Since Wired News first wrote about WikiScanner last week, Internet users have spotted plenty of interesting changes to Wikipedia by people at nonprofit groups and government entities like the CIA. Many of the most obviously self-interested edits have come from company networks.

Last year, someone at PepsiCo deleted several paragraphs of the Pepsi entry that focused on its detrimental health effects. In 2005, someone using a computer at Diebold deleted paragraphs that criticized the company's electronic voting machines. And that same year, someone from inside Wal-Mart Stores changed an entry about employee compensation.

Jimmy Wales, founder of the Wikimedia Foundation, which runs Wikipedia, says the site has a policy that discourages such "conflict of interest" editing. "We don't make it an absolute rule," he said, "but it's definitely a guideline."
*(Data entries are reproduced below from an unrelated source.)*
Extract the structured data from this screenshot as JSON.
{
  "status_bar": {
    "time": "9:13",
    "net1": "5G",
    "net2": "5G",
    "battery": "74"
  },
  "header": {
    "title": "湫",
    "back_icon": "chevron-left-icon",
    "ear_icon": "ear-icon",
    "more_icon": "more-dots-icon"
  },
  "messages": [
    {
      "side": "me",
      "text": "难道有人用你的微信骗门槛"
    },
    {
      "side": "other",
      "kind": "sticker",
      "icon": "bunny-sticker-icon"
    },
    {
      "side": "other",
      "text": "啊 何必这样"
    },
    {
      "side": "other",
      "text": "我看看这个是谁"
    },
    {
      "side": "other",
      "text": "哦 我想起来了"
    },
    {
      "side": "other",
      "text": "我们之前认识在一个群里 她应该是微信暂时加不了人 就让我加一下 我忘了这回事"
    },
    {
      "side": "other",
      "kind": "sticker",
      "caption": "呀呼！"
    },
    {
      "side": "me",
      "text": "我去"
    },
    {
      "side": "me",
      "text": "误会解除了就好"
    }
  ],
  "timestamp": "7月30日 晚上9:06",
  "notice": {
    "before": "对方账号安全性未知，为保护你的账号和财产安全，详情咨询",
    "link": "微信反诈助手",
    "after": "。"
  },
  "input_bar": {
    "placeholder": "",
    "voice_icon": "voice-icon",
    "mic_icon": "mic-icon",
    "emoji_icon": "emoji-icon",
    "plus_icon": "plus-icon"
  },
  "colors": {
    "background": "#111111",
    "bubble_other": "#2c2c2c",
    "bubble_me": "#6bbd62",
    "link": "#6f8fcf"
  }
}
Internet experts, for the most part, have welcomed WikiScanner. "I'm very glad that this has been exposed," said Susan P. Crawford, a visiting professor at the University of Michigan Law School. "Wikipedia is a reliable first stop for getting information about a huge variety of things, and it shouldn't be manipulated as a public relations arm of major companies."

Most of the corporate revisions did not stay posted for long. Many Wikipedia entries are in a constant state of flux as they are edited and re-edited, and the site's many regular volunteers and administrators tend to keep an eye out for bias.